Note that `A` is a  *gigantic*  (sparse) matrix with over  **100 billion**  entries, so computing $A^{\dagger} b$ directly is impossible!!

Instead, we will use the built-in iterative solver `lsqr` to do the job. We  display the surface as a 3-D plot and also as a heatmap in the cell below.  

In [None]:
using Interact

In [None]:
iters = 1000
# Solve least squares problem (patience needed)
@time fxy = lsqr(A, b, maxiter = iters)
FXY = reshape(fxy, m, n)

# Format surface
FXY .-= minimum(FXY[M]) # Anchor to z axis
FXY .*= M               # Zero data outside of mask
    
p_surface = plot(FXY,
    st = :surface,
    color = :deep_r,
    title = "Reconstruction after $iters iterations")
    
    p_image = heatmap(1:m, 1:n, FXY,
    transpose=true, aspect_ratio=1, yflip=true, color=:redsblues,
    title = "f(x,y)",
    xticks=[1,m], yticks=[1,n])
    
plot(p_surface, p_image, layout = (1,2))
    

# Summary & future directions

In this application we were given a picture of a 3D object from the same angle and a couple of different lighting positions -- we assumed that the lighting locations were known.
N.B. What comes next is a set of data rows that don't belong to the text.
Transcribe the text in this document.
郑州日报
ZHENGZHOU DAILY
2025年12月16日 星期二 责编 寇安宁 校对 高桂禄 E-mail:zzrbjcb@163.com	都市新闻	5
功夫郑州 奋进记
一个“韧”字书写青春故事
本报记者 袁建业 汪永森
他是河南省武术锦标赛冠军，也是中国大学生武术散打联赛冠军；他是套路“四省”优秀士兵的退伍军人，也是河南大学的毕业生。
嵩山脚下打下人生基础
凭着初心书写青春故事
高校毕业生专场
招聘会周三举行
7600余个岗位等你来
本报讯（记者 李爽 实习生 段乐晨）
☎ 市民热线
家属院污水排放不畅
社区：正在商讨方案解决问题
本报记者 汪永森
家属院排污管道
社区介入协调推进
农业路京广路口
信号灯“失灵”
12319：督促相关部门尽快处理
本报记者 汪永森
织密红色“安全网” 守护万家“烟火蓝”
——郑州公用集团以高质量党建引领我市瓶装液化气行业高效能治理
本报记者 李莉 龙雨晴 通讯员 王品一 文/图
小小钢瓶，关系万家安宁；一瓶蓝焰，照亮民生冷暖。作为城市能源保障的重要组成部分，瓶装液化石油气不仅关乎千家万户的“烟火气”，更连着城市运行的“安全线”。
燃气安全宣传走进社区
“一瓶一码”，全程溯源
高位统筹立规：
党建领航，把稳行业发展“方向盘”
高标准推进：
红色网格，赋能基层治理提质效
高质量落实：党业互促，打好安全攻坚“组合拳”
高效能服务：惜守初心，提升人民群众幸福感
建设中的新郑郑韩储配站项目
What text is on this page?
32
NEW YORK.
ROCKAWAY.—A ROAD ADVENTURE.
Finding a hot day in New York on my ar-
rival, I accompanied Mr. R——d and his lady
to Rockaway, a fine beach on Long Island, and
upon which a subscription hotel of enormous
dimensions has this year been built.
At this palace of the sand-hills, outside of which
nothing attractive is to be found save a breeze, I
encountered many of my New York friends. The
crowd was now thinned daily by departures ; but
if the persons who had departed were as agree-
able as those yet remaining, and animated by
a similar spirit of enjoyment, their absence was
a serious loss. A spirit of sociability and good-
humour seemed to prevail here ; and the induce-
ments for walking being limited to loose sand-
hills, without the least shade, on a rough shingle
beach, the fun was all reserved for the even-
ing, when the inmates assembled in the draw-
We then used this information to compute the surface normals vector and then "integrated out" the normals vector to get the surface via least squares.

More recently, researchers have used a *single image* to perform the 3-D reconstruction as described in the popular press article [here](https://www.engadget.com/2017/09/19/ai-3d-face-single-photo/). The method is described in greater detail [here](https://arxiv.org/pdf/1703.07834.pdf) -- the researchers use a training data set of images for which the 3-D shape is known -- they learn the mapping a patch (say, an 8 x 8 segment of the image) and the corresponding 3-D coordinates; this is what they refer to as a volumetric regression network. The new image is then segmented into patches and this learned transform is applied to each patch to yield the corresponding 3-D coordinates. The final 3-D shape is rendered together by stitching together and smoothing the respect 3-D patches.

Try it with your own face [here](http://cvl-demos.cs.nott.ac.uk/vrn/)

and submit the file with your homework. Comment on how well it does.